I haven’t been on a family vacation in five years. In fact, I haven’t been on ANY vacation in five years. My honeymoon to Cancun was the last real trip and that was indeed a trip. When my mom proposed I join them on an excursion to Destin, Florida, I thought, “YES finally a real vacation.” My sister and her SF (Special Friend) went, too, although they stayed in a condo down the street from ours. Husband did not, for reasons I will not go into here, accompany us to the Sunshine State. My mom and dad and I drove ten hours to the panhandle in a lovely rental SUV-thingy. My sister and her SF drove separately and we met periodically through the week.
During the week I was in Florida I managed to get a raging head cold AND start my Dirty Lady Time. I also have eczema. As biological disasters go, I was batting a thousand. I spent the first three nights of the trip stoned out of my mind on cold medicine. But let me tell you, that generic ny-quil blue stuff for sore throats is the magic elixir of sinus colds as far as I’m concerned. In the absence of a good hot toddy, try the blue stuff. Also good if you have crippling cramps from the aforementioned DLT.
As a big word nerd* I read all the signs on the road. The top three signs from this trip:
1. FREE HOT! breakfast WordPress’s font capabilities prevent me from illustrating this better, but the first two words and punctuation were HUUUGE and then ‘breakfast’ was tiny. This sign prompted a fifteen-minute conversation between me and my dad including – Do they charge for COLD? Can you get a side of cold? Can you take the HOT! around with you places?
2. TOURIST INFO HOSPITAL My dad was way more tickled about the idea that there is a special hospital for tourists and info.
3. Boobie BungalowObviously a purveyor of Adult distractions. The impressively large piece of plywood sported a hand-painted blonde in a red bikini. If only we’d had time to stop and snap a photo… I just think saying the phrase ‘boobie bungalow’ is funny. “Boobie” is a funny word anyway and the alliteration of ‘boobie’ and ‘bungalow’…well, hilarity ensues.

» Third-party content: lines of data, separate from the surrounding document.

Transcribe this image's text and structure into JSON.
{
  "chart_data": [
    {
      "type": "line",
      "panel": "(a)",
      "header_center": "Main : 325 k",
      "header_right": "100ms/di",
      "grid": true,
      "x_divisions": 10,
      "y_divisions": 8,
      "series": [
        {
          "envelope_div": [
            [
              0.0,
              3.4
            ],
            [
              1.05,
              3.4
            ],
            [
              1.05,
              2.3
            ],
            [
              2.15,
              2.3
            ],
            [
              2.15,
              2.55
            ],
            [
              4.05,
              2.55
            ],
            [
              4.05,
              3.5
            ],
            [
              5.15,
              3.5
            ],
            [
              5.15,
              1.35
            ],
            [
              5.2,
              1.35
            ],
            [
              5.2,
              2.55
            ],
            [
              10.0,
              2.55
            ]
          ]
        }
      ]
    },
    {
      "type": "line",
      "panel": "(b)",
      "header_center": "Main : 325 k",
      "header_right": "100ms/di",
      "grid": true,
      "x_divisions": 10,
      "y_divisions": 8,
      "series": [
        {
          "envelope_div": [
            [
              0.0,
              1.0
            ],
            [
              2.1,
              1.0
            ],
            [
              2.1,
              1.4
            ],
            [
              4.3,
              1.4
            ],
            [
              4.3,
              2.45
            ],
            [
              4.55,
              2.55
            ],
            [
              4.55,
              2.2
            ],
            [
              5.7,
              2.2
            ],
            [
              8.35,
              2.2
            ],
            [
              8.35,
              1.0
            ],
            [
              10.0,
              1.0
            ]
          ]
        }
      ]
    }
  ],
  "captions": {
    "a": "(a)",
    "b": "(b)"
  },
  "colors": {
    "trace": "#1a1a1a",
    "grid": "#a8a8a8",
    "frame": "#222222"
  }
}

There was a lot of lying on the beach and jumping around in the waves. The best day was a few hours before Tropical Storm Claudette rolled in and the waves were choppy and strong. That’s the best time to jump in, I think, when there’s a slight chance that the sea might eat you. Of course, I am always coated in a thick layer of Banana Boat’s best SPF 212 T-shirt In A Bottle. I have fair skin that doesn’t tan well, so I tend to use the thick stuff that takes half an hour to apply and then you look sort of atomically bright white. Whatever. I’m not getting skin cancer if I can help it.
We shopped at the outlet malls and ate dinner in restaurants that served pretty much the same thing, but who cares, fried scallops ROCK. Naturally every night featured a screeching serenade from whatever sandy sunburned kids happened to be sitting nearby. What is it with me and screeching children? They follow me – restaurants, movie theaters, concerts – they’re always there.
My whole life my dad has dragged us out to the backyard to look for meteors.** The Perseids, the Leonids, whatever comet is flying by. There have been two instances when this really paid off – once, on a lake in Canada my dad and I were the only two who happened to see the most spectacular shooting star ever. It was like the fake kind in movies, glittering with a trillion-mile-long tail. The second time was somewhere in Florida when the shooting star broke into two pieces and one flamed green. This year, on our Florida vacation, Dad and I made the ten-minute trek to the beach to spread out a blanket and see what we could see. We knew we couldn’t see much before midnight but you never know. The first night was a total bust. The second night proved more fruitful on many fronts – we saw about five actual meteors, but the real show was the couple in the middle of their respective Big Finishes about twenty yards away. Yes, I walked onto the beach with my dad (who’s 66) just in time to hear Cletus give Bobby Sue a Saturday Night Special. Just when I thought we’d gotten past the supreme awkwardness of that bit, a trio of people twenty yards in the other direction started having a huge argument about TRAAAACEEEYYYYY. I know her name was Tracey because the one woman kept hoarsely hissing “TRAAAAYY-SAAAAY.”
I got a little tan, got some great clothes, ate more seafood than you can shake a trident at. And I was ready to be home. I missed Husband and the Ferrets. Thank God I got home before ALL the plants died (Husband didn’t water them and they were pretty crispy). I was glad to be in my OLB*** and see my garden glowy balls changing color in the dark.
* I always want to write that ‘werd nerd’ or ‘werd nord.’
** Meteors? Meteorites? We never know which is correct.